Polizeieinsatz anlässlich des Großen Faschingsumzuges Würzburg der Karnevalsgesellschaft „Elferrat Würzburg 1935 e.V.“ –

Am Sonntag fand der traditionelle Faschingsumzug durch die Würzburger Innenstadt statt. Um für einen reibungslosen Ablauf und eine größtmöglichen Sicherheit der Teilnehmer und Besucher zu sorgen, war die Polizeiinspektion Würzburg-Stadt mit eigenem Personal aber auch zusätzlichen Unterstützungskräften im Einsatz.

Die Schwerpunkte lagen hierbei auf dem Veranstaltungsschutz, Jugendschutz und dem reibungslosen Ablauf des Verkehrs im Stadtgebiet.

Den Faschingsumzug besuchten in diesem Jahr rund 70.000 Besucher.

Im Vorfeld des Umzuges mussten zum Freihalten der Zugstrecke 10 Fahrzeuge aus den eingerichteten, temporären Halteverbotsbereichen abgeschleppt werden. Das waren 2 Fahrzeuge weniger als noch im Jahr 2018.

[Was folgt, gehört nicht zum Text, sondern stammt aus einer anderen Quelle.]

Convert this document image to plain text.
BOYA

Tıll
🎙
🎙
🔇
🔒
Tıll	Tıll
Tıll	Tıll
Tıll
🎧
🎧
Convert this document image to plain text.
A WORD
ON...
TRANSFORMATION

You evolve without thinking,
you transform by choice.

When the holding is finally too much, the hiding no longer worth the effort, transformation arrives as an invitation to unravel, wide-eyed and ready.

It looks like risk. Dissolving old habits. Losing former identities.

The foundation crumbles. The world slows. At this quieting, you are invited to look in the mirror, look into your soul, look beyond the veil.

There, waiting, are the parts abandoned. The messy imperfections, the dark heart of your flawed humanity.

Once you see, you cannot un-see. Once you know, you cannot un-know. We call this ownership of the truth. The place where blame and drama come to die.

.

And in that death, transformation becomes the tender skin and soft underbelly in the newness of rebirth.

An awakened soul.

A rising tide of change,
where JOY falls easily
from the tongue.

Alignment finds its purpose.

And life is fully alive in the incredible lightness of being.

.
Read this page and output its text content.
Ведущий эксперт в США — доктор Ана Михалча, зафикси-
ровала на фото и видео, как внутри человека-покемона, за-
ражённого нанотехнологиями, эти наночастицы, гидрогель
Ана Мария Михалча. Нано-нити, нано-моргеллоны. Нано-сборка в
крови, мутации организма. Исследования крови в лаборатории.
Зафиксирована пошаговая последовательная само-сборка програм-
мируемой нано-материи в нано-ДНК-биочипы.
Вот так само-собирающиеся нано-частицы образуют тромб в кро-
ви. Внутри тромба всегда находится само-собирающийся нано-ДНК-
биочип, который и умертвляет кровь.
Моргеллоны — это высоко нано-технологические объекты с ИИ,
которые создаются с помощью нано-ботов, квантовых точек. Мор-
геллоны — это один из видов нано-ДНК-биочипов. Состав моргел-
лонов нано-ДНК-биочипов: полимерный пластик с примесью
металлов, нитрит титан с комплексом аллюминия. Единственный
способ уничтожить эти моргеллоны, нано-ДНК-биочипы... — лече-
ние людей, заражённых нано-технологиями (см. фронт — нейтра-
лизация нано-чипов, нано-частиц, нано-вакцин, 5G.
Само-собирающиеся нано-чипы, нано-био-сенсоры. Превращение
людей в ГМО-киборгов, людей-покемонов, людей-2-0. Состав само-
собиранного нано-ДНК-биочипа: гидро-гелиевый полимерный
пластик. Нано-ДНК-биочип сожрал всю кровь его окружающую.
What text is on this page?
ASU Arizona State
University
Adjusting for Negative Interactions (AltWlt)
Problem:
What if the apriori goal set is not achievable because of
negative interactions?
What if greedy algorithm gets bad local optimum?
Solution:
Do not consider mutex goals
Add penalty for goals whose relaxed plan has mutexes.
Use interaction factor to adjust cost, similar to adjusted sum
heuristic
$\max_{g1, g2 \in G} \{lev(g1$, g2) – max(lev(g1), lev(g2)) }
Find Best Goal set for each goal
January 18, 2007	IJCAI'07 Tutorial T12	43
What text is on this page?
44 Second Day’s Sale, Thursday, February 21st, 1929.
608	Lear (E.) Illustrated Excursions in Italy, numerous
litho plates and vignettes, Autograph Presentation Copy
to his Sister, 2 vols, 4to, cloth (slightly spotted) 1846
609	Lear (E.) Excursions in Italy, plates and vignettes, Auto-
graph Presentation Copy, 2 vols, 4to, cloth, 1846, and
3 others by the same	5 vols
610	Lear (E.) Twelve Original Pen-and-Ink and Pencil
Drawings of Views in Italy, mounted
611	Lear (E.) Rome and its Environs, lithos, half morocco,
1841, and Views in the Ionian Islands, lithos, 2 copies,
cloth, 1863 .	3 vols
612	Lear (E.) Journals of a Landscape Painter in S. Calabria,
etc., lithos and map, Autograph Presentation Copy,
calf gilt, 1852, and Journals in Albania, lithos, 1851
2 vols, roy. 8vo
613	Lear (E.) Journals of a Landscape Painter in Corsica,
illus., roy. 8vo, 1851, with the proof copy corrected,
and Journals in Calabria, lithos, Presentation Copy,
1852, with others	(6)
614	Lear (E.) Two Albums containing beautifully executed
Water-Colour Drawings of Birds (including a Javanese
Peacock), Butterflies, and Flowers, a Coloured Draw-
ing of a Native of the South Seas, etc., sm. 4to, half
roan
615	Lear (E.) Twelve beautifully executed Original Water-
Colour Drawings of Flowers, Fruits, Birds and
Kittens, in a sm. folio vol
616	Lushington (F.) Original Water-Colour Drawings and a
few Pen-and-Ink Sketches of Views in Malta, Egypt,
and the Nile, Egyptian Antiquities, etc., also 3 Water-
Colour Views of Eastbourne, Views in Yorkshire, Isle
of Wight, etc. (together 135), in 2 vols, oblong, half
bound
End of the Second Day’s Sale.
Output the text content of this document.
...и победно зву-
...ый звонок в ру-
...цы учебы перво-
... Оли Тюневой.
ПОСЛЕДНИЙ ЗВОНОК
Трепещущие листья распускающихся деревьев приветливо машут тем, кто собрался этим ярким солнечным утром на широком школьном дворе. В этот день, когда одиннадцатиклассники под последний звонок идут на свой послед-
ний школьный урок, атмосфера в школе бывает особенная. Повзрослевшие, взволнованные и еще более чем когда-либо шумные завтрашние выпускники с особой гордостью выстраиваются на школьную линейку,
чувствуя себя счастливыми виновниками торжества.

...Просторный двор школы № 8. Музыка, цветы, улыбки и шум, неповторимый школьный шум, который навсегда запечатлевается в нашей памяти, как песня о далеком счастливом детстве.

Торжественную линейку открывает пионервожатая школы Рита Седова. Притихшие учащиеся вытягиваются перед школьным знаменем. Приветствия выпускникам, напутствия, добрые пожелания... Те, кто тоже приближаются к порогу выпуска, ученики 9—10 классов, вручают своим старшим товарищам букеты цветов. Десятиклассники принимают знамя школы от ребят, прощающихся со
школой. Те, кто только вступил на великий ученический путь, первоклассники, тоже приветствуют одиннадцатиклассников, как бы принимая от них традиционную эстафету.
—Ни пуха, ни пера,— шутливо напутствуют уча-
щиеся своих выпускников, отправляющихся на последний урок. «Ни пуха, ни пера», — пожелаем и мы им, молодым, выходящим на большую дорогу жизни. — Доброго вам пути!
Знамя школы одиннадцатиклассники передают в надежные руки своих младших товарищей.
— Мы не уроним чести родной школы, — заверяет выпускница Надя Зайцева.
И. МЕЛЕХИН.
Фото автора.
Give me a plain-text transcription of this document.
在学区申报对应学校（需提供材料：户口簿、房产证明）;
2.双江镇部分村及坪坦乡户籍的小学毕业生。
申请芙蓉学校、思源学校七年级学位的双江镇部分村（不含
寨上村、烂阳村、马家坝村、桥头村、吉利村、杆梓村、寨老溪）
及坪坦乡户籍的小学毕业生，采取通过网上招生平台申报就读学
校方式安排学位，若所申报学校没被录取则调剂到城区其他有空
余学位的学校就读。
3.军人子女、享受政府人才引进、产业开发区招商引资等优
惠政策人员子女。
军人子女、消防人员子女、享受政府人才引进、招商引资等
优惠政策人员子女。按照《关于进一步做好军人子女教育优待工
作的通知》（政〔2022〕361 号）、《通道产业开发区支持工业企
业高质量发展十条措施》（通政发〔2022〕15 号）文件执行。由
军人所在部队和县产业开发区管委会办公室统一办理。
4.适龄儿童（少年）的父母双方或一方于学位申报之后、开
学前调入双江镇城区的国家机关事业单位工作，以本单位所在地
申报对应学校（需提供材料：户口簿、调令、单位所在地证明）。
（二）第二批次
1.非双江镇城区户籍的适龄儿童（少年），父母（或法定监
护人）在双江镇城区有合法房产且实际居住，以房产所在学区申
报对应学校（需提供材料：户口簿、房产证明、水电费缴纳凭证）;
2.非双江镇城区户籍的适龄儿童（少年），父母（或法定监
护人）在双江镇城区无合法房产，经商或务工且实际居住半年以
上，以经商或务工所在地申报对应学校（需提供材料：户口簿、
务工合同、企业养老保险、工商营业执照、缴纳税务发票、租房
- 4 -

Der „Gaudiwurm“ setzte sich um 11:55 Uhr in Bewegung und fand sein Ende gegen 14:45 Uhr am Sanderring. Im Anschluss verlagerte sich die Feiermeile in die Innenstadt.

Die ersten Verkehrssperren konnten gegen 13:30 Uhr wieder aufgehoben werden, nachdem die Stadtreiniger die Fahrbahnen gereinigt hatten. Gegen ca. 16:00 Uhr wurden die letzten Sperren aufgehoben, sodass auch die öffentlichen Verkehrsmittel ihre Fahrt wieder aufnehmen konnten.

Im Rahmen von Jugendschutzkontrollen wurden insgesamt 6 alkoholisierte Jugendliche im Alter von 14 bis 17 Jahren in Gewahrsam genommen und in die Obhut ihrer Eltern übergeben. In diesem Zusammenhang wurden Alkoholwerte zwischen 0,72 und 2,14 Promille festgestellt.

Am Rande des Faschingsumzuges kam es in diesem Jahr zu zahlreichen kleineren Straftaten, welche durch die Einsatzkräfte mit hohem Engagement bewältigt werden konnten. Jedoch kam es auch zu körperlichen Angriffen auf einschreitende Polizeibeamte.

Hierbei nahm ein männlicher Täter einen abgebrochenen Flaschenhals und attackierte die Beamten. Glücklicherweise wurde hierbei niemand verletzt und der Angreifer konnte festgenommen werden.

Hervorzuheben ist noch der Angriff auf einen Passanten im Bereich der Juliuspromenade. Der Mann erlitt durch einen Schlag auf den Kopf eine Platzwunde, als er 3 Frauen vor mehreren Männern beschützen wollte.

Der Verletzte konnte aber nach kurzer Behandlung das Krankenhaus wieder verlassen.